3. Be conscious of your behavior in public places. Here are some examples that could signal you are a US citizen:
* Be careful about folding and unfolding city maps in public spaces. Move out of the way to consult maps. It is best to plan your routes in advance of leaving your hotel and have the maps pre-folded so they may be easily accessed and read.
* If you must use a dictionary to translate a sign or menu, be discrete. For example, copy down the words of the sign and move aside to a less public place to work out the translation.

The overall tone goes from funny to what-the-fuck at this point. Hide your map! Hide your dictionary! Don't you know everyone hates your ass? Don't you know you could get stabbed for needing a map or a dictionary? Good Lord. I can't speak for other countries, but taking out a map or a dictionary in my corner of Germany is more likely to get you some help from a stranger rather than shunned. Keine Sorgen, people. The big wide world isn't always so bad.


  1. I wonder what Papa Scott would say about the advice to "Avoid visiting US chain restaurants for every meal."

  2. I've heard the map advice for US tourism too. As you say, it's a clear signal you're from out of town, which may attract scammers etc. (3 card monte, anyone?) I agree, however, that it seems extremely unlikely to attract physical danger.

  3. And what, precisely, am I supposed to do about the fact that I LOOK American? In Russia we all stood out just because of our facial features. I have a sneaking suspicion this would be even more true in, oh, India or China.


  4. That post of J's was a pretty funny read. How many of us can say we haven't done at least half of them - in one day?

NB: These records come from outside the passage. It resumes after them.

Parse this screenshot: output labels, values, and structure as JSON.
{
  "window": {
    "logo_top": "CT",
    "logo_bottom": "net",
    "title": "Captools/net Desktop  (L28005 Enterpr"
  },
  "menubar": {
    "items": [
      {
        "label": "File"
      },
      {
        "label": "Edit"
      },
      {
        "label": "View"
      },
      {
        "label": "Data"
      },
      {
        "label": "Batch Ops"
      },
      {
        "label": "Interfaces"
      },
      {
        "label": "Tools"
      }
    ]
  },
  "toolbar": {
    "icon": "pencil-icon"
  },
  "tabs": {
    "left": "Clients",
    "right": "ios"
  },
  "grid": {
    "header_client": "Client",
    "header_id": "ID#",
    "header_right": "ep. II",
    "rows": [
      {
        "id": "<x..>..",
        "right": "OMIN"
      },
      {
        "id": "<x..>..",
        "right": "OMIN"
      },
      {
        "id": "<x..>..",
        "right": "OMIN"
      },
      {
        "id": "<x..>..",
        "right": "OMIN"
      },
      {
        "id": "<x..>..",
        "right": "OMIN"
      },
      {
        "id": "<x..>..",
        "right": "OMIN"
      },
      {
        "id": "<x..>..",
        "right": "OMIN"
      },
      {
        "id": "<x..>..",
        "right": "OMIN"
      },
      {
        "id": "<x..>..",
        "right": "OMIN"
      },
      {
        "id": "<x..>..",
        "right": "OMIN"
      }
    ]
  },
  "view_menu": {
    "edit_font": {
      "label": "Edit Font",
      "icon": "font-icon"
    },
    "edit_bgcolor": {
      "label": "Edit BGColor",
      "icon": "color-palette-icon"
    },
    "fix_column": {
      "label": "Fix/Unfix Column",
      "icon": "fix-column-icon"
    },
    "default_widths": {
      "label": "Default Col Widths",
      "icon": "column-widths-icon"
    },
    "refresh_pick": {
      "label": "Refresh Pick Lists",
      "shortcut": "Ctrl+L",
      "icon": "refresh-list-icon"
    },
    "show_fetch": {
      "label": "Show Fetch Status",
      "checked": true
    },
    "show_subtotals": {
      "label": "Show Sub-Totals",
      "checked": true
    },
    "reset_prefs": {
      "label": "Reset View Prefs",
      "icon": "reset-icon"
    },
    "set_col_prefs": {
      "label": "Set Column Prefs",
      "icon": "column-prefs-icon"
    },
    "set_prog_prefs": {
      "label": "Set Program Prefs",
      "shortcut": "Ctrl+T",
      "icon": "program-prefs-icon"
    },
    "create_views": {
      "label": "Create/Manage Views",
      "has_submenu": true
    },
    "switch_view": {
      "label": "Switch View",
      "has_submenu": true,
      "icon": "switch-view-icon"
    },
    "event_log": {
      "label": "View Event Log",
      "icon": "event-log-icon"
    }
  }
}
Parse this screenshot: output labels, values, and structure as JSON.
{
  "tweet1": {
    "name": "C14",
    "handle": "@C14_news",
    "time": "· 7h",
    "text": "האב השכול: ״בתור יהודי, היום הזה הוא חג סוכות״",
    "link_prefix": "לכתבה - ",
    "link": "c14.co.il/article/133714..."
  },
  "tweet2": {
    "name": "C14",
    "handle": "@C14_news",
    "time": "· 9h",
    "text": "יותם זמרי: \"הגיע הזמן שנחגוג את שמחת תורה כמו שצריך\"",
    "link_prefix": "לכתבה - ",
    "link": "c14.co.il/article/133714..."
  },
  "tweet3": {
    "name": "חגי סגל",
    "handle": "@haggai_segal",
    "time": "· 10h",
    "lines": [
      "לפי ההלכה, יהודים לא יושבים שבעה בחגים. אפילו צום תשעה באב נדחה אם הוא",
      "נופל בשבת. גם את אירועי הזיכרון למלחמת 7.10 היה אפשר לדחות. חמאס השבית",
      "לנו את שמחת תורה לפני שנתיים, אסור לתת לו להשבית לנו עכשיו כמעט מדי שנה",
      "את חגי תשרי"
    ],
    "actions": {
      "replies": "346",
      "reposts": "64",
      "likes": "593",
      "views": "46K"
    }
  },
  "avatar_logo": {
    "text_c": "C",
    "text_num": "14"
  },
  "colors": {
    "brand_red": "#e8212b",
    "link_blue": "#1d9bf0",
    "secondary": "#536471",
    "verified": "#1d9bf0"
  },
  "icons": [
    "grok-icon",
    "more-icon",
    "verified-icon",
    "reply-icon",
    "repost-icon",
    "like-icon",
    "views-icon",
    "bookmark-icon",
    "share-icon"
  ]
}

  5. Most likely what is going to give any American away in Europe are table manners - eating with a fork in the right hand while keeping the left hand in your lap. Typically, Germans eat with knife and fork, even when the food can be cut with just a fork. But both hands remain on the table at all times.

  6. Adam: "With possible exception of this one particular McCafe...."

    Mary: It seems like a good rule of advise to keep people from knowing you're a tourist...but I don't understand the article's insinuation that using a map marks you as an American. Only dumb Americans need maps?

    Dru: Yeah, trying to look local in some countries just isn't going to happen!

    Ian: Huh? I have no idea what you're talking about. ;)

    Bad Homburg: I love how they are grossed out at the idea of where your other hand might be if it's not on the table. Was there a big problem with this at some point in Germany history, I wonder??

  7. And whatever you do, avoid speaking english as that is surely a give-away!